Art galleries have been places for the gathering and exchanges of ideas for centuries – think of the 19th century Parisian salons, where art caused scandals and flocking crowds; which, incidentally, was echoed in London in the 1990s and the tabloid-mongering YBAs. It was shortly after these that the Tate Modern was founded, cleaving the London art scene neatly into the classical (Tate Britain) and the cutting-edge. And rather than the pillared halls of Tate Britain it was the concrete Tanks of Tate Modern where Gucci chose to show its latest Cruise collection – creative director Sabato de Sarno’s first.
That’s in part because De Sarno remembered walking those halls as a fashion student. “I owe a lot to this city, it has welcomed and listened to me,” he said. But, it’s also tied to the house itself, “whose founder was inspired by his experience there.” Guccio Gucci worked as a bellboy at the Savoy hotel as a young man – witnessing the to and fro of the moneyed classes, and toting their expensive luggage, gave him his big business idea. So, in a sense, although Gucci was founded in Florence, it was born in London. So this collection was a homecoming for the creativity of the brand, and of De Sarno himself.

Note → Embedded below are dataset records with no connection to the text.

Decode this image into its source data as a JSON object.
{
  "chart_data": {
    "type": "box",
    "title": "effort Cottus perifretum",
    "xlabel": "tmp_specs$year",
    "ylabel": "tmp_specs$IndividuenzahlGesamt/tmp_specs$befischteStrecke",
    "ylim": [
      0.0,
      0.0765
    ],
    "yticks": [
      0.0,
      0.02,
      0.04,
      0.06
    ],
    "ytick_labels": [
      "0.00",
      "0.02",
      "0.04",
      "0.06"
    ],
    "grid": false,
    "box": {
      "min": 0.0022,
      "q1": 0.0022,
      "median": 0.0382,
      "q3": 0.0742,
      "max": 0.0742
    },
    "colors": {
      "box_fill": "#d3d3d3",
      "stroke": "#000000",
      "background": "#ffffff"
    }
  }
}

Certainly, there was a freshness to the collection, a youthfulness and a sense of growth, flowering. The concrete tanks of the Tate were planted with a cornucopia of foliage, crunched underfoot by Gucci ballet flats. The shoes throughout were hardy, practical – feet on the ground, rather than a flight of fantasy. And the same was true of the clothes which, rather than an idyllic idealised idea of British dress – Beefeaters, princess dresses and the like – were rooted in reality. Sure, not every Brit wears a pussy-cat bow blouse, but there was a sense that they could, and maybe they would. There were a few overt nods to Britain, especially in checked, Mod-neat tailoring and embroideries that seemed to reinterpret tartan as trembling fringe embroideries. And, of course, the equestrian stuff – which is a Gucci-ism, but one that came from Guccio Gucci’s experience in London at the turn of the 19th century. But overall, this was a collection that could and would travel – no Brexit chauvinism, or indeed touristic simplification of Englishness. It bore out something De Sarno said before the show: “I like taking something that we think we know and breaking away from its rules.”
Britain is full of rules, of course – manners, class boundaries, not least dress codes and uniforms from Royal Ascot attire to military regalia, right back to the blazers and house ties of school days. So De Sarno had plenty to play with, and mixed different rules and strata of dress together to form a fusion that felt new. Bomber jackets were slung over evening dresses, tailoring clashed with transparent slips, embroideries transformed neat little coats. His flowering idea was literally represented with floral embroideries – not of precious blooms but of the humble daisy, worked into elaborate embellishments on fresh organza or into all-over riots carpeting tailoring. The message seemed to be a clash between the natural and romantic, and the strict and modern – wildness, barely contained.
But it wasn’t the Clash that had the last say, rather Blondie – that was the name of the archival Gucci bags De Sarno revived and blew up for the show. Apparently, they’re not connected to the band – although Debbie Harry sat front row, and one of their greatest hits, Heart of Glass, soundtracked the finale. But it was melded with Philip Glass, rock with rigour. Another rule broken.